Für meine Zukunft weiß ich, dass ich weiterhin meine Augen und Ohren beim Thema Glaube und Religion spitzen werde. Es wäre ja schade, irgendeine der coolsten, absurdesten oder stimmigsten Glaubensvorstellungen zu verpassen. Gerade andere Religionen würde ich gerne noch näher kennenlernen. Ich weiß nicht, ob wir Religion brauchen oder ob sie uns Menschen guttut. Sie ist Teil unserer Gesellschaft und sollte sich dieser anpassen und ihren Zusammenhalt unterstützen. Religion sollte stets das Wohl aller und nicht nur das seiner Anhänger*innen im Blick haben.
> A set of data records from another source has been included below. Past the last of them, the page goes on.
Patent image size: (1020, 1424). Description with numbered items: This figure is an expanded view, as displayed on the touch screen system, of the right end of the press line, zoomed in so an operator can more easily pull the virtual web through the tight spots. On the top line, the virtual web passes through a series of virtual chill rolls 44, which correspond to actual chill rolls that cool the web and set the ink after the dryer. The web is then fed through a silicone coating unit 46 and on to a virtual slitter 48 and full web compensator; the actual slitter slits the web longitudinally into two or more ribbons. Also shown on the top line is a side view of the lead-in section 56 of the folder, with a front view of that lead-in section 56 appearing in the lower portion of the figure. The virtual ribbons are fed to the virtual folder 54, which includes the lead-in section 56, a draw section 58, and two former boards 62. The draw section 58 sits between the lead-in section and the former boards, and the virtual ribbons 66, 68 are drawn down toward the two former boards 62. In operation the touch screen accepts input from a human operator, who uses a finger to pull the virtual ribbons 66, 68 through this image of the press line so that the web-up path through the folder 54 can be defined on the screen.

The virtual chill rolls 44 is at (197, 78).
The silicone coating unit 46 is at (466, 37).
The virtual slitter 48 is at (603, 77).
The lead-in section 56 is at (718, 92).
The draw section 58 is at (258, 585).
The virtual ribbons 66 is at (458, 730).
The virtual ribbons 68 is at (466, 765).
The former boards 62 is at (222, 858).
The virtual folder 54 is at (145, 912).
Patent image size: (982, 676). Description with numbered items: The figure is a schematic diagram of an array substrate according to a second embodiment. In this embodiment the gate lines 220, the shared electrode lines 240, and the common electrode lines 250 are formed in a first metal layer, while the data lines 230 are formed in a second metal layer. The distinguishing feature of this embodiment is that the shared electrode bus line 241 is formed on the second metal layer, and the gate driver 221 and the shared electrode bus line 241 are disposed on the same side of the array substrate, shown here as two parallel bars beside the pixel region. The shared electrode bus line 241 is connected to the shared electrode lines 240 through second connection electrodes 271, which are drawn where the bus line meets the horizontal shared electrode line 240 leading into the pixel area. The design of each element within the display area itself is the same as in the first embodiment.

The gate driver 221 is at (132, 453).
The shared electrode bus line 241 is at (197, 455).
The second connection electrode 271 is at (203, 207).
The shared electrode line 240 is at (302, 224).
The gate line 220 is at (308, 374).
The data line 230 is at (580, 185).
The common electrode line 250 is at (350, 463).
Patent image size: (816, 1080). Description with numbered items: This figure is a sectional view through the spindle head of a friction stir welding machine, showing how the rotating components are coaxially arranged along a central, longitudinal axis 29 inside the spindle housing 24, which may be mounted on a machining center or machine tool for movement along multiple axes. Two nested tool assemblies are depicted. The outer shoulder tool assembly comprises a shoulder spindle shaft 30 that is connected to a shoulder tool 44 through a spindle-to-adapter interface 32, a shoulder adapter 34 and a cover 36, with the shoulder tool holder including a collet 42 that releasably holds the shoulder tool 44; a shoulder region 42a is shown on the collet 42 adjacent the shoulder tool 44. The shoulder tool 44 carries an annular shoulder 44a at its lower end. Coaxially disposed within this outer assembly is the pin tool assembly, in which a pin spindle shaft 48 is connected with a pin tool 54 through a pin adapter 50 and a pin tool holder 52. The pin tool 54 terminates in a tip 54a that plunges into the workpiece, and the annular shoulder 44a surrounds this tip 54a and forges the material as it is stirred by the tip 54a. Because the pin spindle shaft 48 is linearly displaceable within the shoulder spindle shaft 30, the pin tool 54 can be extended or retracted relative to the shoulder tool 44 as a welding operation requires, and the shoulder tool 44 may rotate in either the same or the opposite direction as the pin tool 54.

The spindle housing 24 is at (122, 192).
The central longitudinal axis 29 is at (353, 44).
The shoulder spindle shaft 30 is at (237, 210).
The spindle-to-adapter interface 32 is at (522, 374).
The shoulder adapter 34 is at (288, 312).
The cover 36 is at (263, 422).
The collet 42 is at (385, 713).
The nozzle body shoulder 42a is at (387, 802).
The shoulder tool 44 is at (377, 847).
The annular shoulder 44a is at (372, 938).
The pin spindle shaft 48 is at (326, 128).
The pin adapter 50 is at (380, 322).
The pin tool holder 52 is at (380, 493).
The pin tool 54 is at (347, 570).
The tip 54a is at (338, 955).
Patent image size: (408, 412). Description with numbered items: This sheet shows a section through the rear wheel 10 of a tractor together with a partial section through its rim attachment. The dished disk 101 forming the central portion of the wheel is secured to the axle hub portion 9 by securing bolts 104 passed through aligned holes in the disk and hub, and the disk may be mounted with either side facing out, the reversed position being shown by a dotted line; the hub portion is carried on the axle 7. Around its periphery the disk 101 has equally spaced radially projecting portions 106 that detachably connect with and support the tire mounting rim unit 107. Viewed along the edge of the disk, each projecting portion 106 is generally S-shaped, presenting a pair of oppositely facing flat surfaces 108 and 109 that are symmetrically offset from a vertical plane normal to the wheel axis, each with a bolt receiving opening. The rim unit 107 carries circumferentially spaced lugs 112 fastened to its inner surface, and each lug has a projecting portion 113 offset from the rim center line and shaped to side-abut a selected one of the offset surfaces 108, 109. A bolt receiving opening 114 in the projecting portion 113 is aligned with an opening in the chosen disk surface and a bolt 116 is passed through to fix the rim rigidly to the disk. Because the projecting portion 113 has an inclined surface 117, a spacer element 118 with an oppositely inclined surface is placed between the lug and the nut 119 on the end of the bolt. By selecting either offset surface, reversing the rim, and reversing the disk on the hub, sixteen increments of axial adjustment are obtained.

Und wie sehe ich die Kirche gerade?

Aktuell erlebe ich die Kirche als solidarische Institution, die maßgeblich zum Wohl junger Menschen beiträgt. Don Boscos Gedanke wird hier in meinem Freiwilligendienst in Sannerz gelebt und fördert eine Kinder- und Jugendhilfe, auf die unsere Gesellschaft sehr dringend angewiesen ist. Rechtfertigt das die fehlende Gleichberechtigung, die Trans- und Homophobie und Frauenfeindlichkeit, den intransparenten Umgang mit Finanzen oder gar die fehlende Aufarbeitung der Kirchen beim Thema Missbrauch? Nein und dennoch leistet Don Bosco als Orden hier eine unschätzbare Arbeit. Kinder und Jugendliche, sowie die Gesellschaft profitieren von den Früchten der Arbeit Don Boscos.

Antworten auf die großen Glaubensfragen gab es heute keine, aber ich hoffe, dass der Beitrag Euch ein paar Einblicke zu meinen aktuellen Erfahrungen gegeben hat. Ich freue mich sehr über Fragen, Austausch oder gar hitzige Diskussionen! Demnächst kommen hoffentlich wieder regelmäßiger Beiträge über meine derzeitige Situation und was ich so mache.

Einen guten Start in den „Pride Month“ sowie in den Sommer pünktlich zum meteorologischen Sommeranfang!